Freeman Dyson on Do-It-Yourself Biotech and Extraterrestrial Life

Physicist Freeman Dyson gave a TED talk where he suggests that in the future there will be do-it-yourself biotechnology kits for the home geneticist, and that this is a necessary for the future acceptance of biotech by the general population.

“We should follow the model that has been so successful with the electronic industry.” Dyson said. “What really turned computers into a great success in the world as a whole was toys. As soon as computers became toys, when the kids could come home and play with them, then the industry took off. That has to happen with biotech.”
He does acknowledge that he doesn't really know that much about biotechnology, and so it's understandable that he misses an important point: biotech "toys" involve the manipulation of living and (often) breathing life forms. Accidentally creating an genetically engineered dog that is in constant pain is fundamentally different than mis-soldering a capacitor to a motherboard. And the release of genetically engineered animals, plants and microbes has the potential to cause significant environmental damage. Messing with biology just isn't the same as toying with electronics.

The rest of Dyson's talk mostly focuses about the search for extraterrestrial life on Europa by shining a bright light on the surface, which is kind of a nifty if unlikely to be successful idea. "Look for what is detectable, not for what is probable" is his philosophy.
Hopefully, if we do end up finding life on Europa it goes a bit better than Clarke predicted in 2010: Odyssey Two, where humans are ordered to stay away from that moon so as not to disturb the life there.

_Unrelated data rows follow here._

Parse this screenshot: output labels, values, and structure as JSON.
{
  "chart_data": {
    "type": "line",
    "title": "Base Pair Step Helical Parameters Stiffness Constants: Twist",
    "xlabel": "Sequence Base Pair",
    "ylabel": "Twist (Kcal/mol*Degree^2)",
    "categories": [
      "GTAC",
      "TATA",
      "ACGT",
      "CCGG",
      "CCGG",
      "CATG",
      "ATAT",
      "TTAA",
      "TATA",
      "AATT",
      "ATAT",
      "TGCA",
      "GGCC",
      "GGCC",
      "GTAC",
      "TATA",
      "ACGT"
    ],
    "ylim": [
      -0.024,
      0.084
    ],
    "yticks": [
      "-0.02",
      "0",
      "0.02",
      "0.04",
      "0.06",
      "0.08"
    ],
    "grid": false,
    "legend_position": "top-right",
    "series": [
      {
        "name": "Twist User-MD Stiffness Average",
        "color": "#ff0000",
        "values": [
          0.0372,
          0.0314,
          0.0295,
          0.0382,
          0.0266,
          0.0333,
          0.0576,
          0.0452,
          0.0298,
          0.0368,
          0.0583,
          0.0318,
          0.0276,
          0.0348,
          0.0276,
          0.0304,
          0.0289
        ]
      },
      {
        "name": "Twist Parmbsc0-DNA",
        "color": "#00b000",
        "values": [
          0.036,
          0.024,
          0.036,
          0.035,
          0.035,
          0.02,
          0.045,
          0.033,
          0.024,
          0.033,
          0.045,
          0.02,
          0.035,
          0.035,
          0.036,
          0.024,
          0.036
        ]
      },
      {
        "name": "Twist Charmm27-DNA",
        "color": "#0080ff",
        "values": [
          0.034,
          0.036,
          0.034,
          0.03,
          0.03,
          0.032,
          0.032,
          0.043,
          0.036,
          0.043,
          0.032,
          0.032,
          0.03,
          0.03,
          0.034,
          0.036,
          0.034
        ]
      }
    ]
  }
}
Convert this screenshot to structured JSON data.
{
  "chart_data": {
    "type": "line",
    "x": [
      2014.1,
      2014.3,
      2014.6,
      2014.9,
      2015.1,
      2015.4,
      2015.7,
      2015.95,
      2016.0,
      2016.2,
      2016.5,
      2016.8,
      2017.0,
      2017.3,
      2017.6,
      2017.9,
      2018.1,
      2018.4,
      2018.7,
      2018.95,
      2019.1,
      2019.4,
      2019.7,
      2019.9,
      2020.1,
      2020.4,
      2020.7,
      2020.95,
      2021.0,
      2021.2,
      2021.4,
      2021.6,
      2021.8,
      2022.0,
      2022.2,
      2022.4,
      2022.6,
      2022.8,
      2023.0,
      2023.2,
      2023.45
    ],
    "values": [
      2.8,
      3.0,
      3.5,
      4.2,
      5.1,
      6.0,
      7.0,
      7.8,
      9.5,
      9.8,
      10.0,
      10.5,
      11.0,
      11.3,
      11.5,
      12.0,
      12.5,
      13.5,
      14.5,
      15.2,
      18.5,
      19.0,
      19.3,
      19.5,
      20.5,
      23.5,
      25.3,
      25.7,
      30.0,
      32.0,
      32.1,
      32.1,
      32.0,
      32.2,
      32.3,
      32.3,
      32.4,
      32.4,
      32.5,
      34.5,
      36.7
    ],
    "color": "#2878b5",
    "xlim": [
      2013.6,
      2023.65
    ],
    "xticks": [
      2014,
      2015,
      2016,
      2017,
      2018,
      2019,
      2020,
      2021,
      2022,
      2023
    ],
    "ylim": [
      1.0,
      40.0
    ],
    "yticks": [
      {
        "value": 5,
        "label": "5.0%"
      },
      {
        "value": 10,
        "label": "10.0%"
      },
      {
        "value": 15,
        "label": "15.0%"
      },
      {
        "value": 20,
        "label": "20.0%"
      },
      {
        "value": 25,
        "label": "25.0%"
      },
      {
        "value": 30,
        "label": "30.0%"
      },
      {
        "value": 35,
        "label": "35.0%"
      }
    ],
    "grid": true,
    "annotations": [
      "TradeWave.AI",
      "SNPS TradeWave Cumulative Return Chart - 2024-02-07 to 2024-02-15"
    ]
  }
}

The last bit of Dyson's talk is about possible life in the Kuiper belt, which - if it exists at all - he believes will be quite widespread. Such life would be adapted to living in the extremely cold vacuum of space. This is not a new idea from him. In a talk he gave in 2000, he not only talked about the possibility that life that already exists among the asteroids, but that Earth life might be adapted to live under those conditions too:
The jump from breathing air to living in a vacuum is no greater than the jump from breathing water to breathing air. Plants and animals will need some genetic engineering to be at home in a vacuum. Plants will need new organs of photosynthesis that produce liquid or solid peroxides instead of oxygen gas. Animals will need new organs of respiration to take in oxygen in the form of peroxides instead of from air. Instead of lungs, animals would have an organ like a liver that dissociates peroxides slowly into molecular oxygen and feeds the oxygen into the blood.
Both plants and animals will need stronger skin to hold internal pressure and prevent their blood from boiling. The vapor pressure of water at blood temperature is quite small, so the skin will not need to be thick to hold it. In cold places far from the sun, animals will need thicker layers of fur and plants will need thicker layers of bark to provide thermal insulation. This will be a challenge for plant and animal breeders, but with a mastery of the techniques of genetic engineering they should be able to do it.
While that sounds fairly far-fetched, perhaps children that grow up playing with bioengineering kits will be able to solve any technical problems for developing life adapted to space.